The extension from dimers to chains is straightfarward, since one only needs to increment N and specify the chain direction:

chain = gr.lattice(N=10,type='1D',pitch_x=6.3,alpha=0.07,U=0.07)

The chain is 10 atoms along the horizontal direction with distance 6.3 a0. We introduced here a finite potential scattering U to better visualize the quantum well states. To compute a line of spectra along the chain:

chain.linescan(5)

with 5 the resolution, 5 spectra per atom. The result is stored in chain.LS and can be quicly visualized by:

gr.plot_LS(chain)

that results in:

that you can save as explained above.

Arbitrary lattice

Arbitrary atomic lattices can be simulated given a set of coordinates.

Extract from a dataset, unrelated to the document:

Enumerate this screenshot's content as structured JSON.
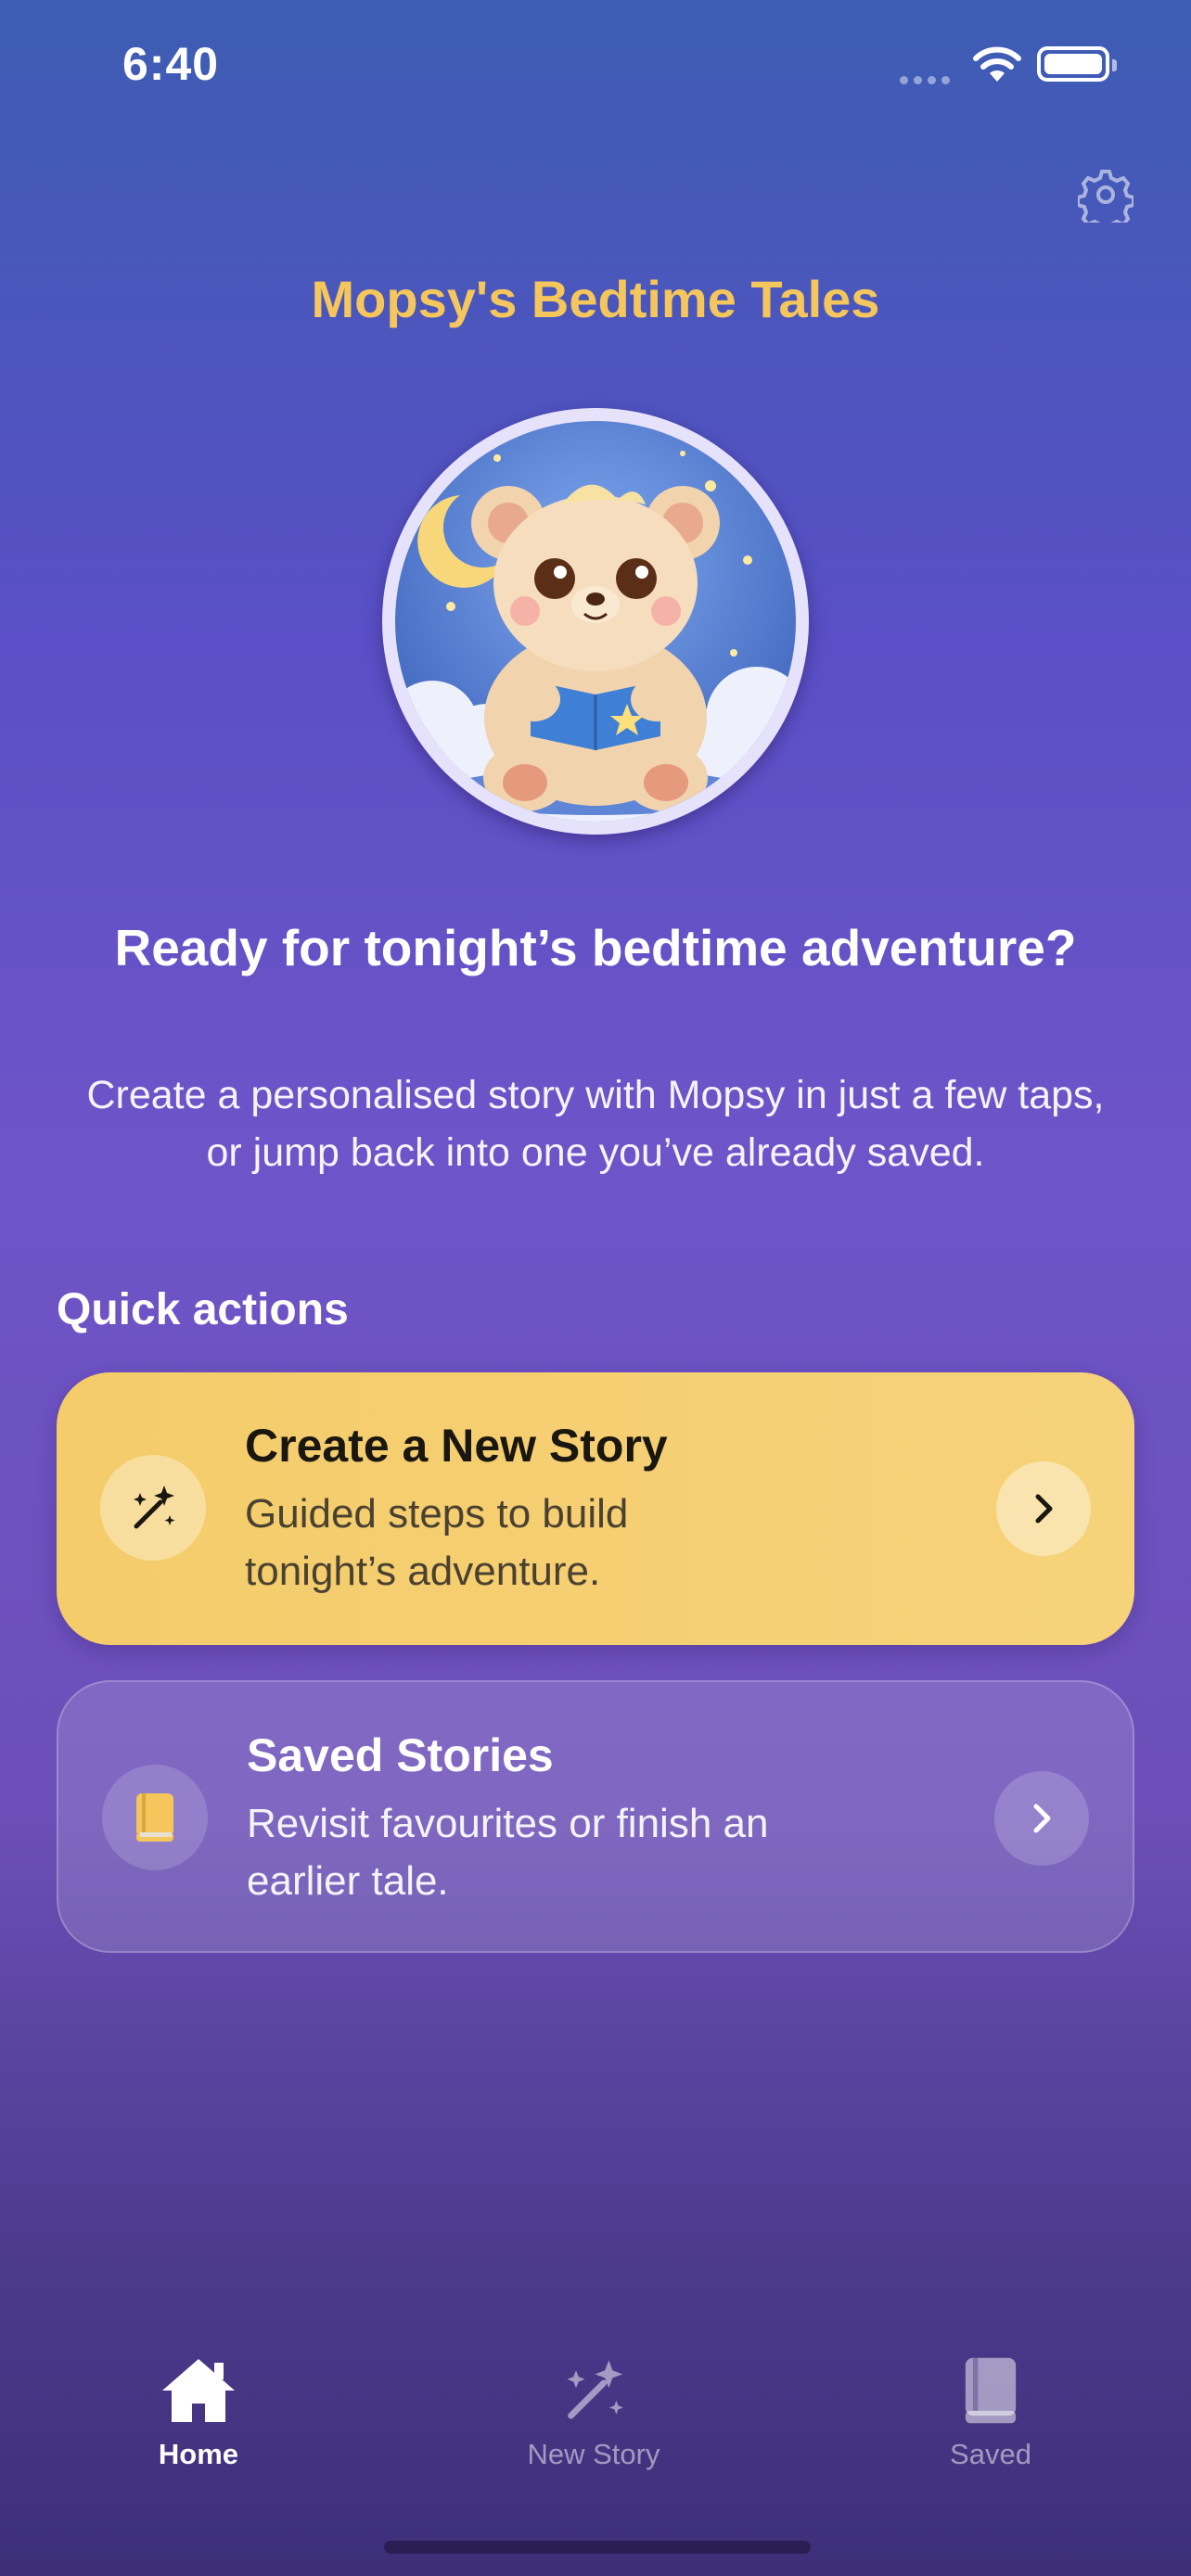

For example a cross with 5 atoms with coordinates:

cross_coords = (
    (0,0),
    (12.6,12.6),
    (-12.6,12.6),
    (12.6,-12.6),
    (-12.6,-12.6),
)

To initialize the calculation:

cross = gr.lattice(type='2D',N=5,coords=cross_coords,alpha=0.04,E_px=50,E_range=[0,2])

where we limited the energy points and range (didv is simmetric since particle-hole simmetry).

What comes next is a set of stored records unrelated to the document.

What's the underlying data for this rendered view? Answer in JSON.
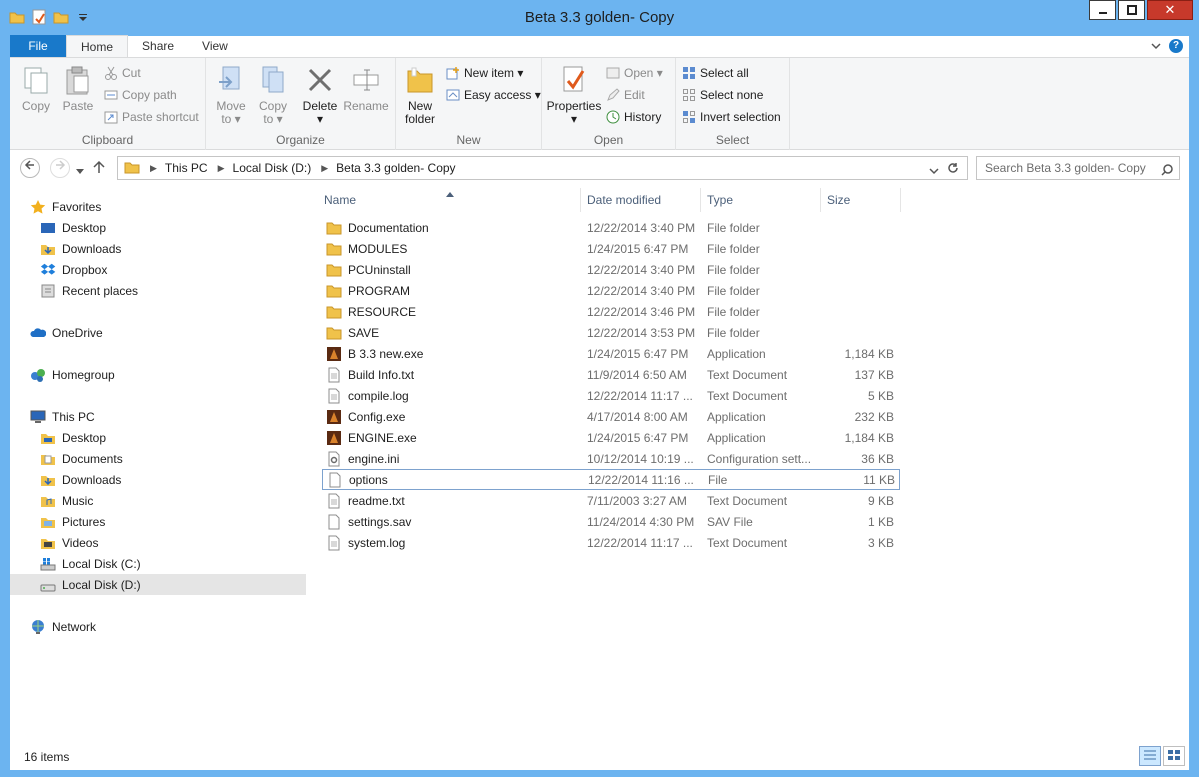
{
  "window": {
    "title": "Beta 3.3 golden- Copy",
    "controls": {
      "minimize": "–",
      "maximize": "□",
      "close": "✕"
    }
  },
  "ribbon": {
    "tabs": [
      "File",
      "Home",
      "Share",
      "View"
    ],
    "active_tab": "Home",
    "groups": {
      "clipboard": {
        "label": "Clipboard",
        "copy": "Copy",
        "paste": "Paste",
        "cut": "Cut",
        "copy_path": "Copy path",
        "paste_shortcut": "Paste shortcut"
      },
      "organize": {
        "label": "Organize",
        "move_to": "Move",
        "move_to_2": "to ▾",
        "copy_to": "Copy",
        "copy_to_2": "to ▾",
        "delete": "Delete",
        "delete_arrow": "▾",
        "rename": "Rename"
      },
      "new": {
        "label": "New",
        "new_folder": "New",
        "new_folder_2": "folder",
        "new_item": "New item ▾",
        "easy_access": "Easy access ▾"
      },
      "open": {
        "label": "Open",
        "properties": "Properties",
        "properties_arrow": "▾",
        "open": "Open ▾",
        "edit": "Edit",
        "history": "History"
      },
      "select": {
        "label": "Select",
        "select_all": "Select all",
        "select_none": "Select none",
        "invert": "Invert selection"
      }
    }
  },
  "address": {
    "crumbs": [
      "This PC",
      "Local Disk (D:)",
      "Beta 3.3 golden- Copy"
    ],
    "search_placeholder": "Search Beta 3.3 golden- Copy"
  },
  "nav": {
    "favorites": "Favorites",
    "fav_items": [
      "Desktop",
      "Downloads",
      "Dropbox",
      "Recent places"
    ],
    "onedrive": "OneDrive",
    "homegroup": "Homegroup",
    "thispc": "This PC",
    "pc_items": [
      "Desktop",
      "Documents",
      "Downloads",
      "Music",
      "Pictures",
      "Videos",
      "Local Disk (C:)",
      "Local Disk (D:)"
    ],
    "network": "Network"
  },
  "columns": {
    "name": "Name",
    "date": "Date modified",
    "type": "Type",
    "size": "Size"
  },
  "files": [
    {
      "name": "Documentation",
      "date": "12/22/2014 3:40 PM",
      "type": "File folder",
      "size": "",
      "icon": "folder-icon"
    },
    {
      "name": "MODULES",
      "date": "1/24/2015 6:47 PM",
      "type": "File folder",
      "size": "",
      "icon": "folder-icon"
    },
    {
      "name": "PCUninstall",
      "date": "12/22/2014 3:40 PM",
      "type": "File folder",
      "size": "",
      "icon": "folder-icon"
    },
    {
      "name": "PROGRAM",
      "date": "12/22/2014 3:40 PM",
      "type": "File folder",
      "size": "",
      "icon": "folder-icon"
    },
    {
      "name": "RESOURCE",
      "date": "12/22/2014 3:46 PM",
      "type": "File folder",
      "size": "",
      "icon": "folder-icon"
    },
    {
      "name": "SAVE",
      "date": "12/22/2014 3:53 PM",
      "type": "File folder",
      "size": "",
      "icon": "folder-icon"
    },
    {
      "name": "B 3.3 new.exe",
      "date": "1/24/2015 6:47 PM",
      "type": "Application",
      "size": "1,184 KB",
      "icon": "app-icon"
    },
    {
      "name": "Build Info.txt",
      "date": "11/9/2014 6:50 AM",
      "type": "Text Document",
      "size": "137 KB",
      "icon": "text-file-icon"
    },
    {
      "name": "compile.log",
      "date": "12/22/2014 11:17 ...",
      "type": "Text Document",
      "size": "5 KB",
      "icon": "text-file-icon"
    },
    {
      "name": "Config.exe",
      "date": "4/17/2014 8:00 AM",
      "type": "Application",
      "size": "232 KB",
      "icon": "app-icon"
    },
    {
      "name": "ENGINE.exe",
      "date": "1/24/2015 6:47 PM",
      "type": "Application",
      "size": "1,184 KB",
      "icon": "app-icon"
    },
    {
      "name": "engine.ini",
      "date": "10/12/2014 10:19 ...",
      "type": "Configuration sett...",
      "size": "36 KB",
      "icon": "config-file-icon"
    },
    {
      "name": "options",
      "date": "12/22/2014 11:16 ...",
      "type": "File",
      "size": "11 KB",
      "icon": "blank-file-icon"
    },
    {
      "name": "readme.txt",
      "date": "7/11/2003 3:27 AM",
      "type": "Text Document",
      "size": "9 KB",
      "icon": "text-file-icon"
    },
    {
      "name": "settings.sav",
      "date": "11/24/2014 4:30 PM",
      "type": "SAV File",
      "size": "1 KB",
      "icon": "blank-file-icon"
    },
    {
      "name": "system.log",
      "date": "12/22/2014 11:17 ...",
      "type": "Text Document",
      "size": "3 KB",
      "icon": "text-file-icon"
    }
  ],
  "status": {
    "count": "16 items"
  },
  "colors": {
    "frame": "#6cb4f0",
    "file_tab": "#1979ca",
    "close": "#c7392b",
    "folder": "#f0c24a",
    "selection": "#e5e5e5",
    "header_text": "#4c607a"
  }
}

The .didv method can be used to calculate the LDOS in specific points (see above). To calculate the DOS in a squared grid around the structure (50.4x50.4 a0), first generate the grid points:

cross.map_coord_gen(28,50.4)
cross.show_lattice_map()

the second command with show the lattice toghether with the LDOS map points:

The first input is the spacing of the structure along x, the second is the number of pixel per line and the third is the lateral size of the map in units of the spacing.

To run the calculation and save it afterwards:

cross.didv_map_calc()

gr.sim_save(cross)

The DOS map is stored in cross.didv_map, and can be easily visualized with a built in function:

cross.explorer()

that will show a slider based viewer: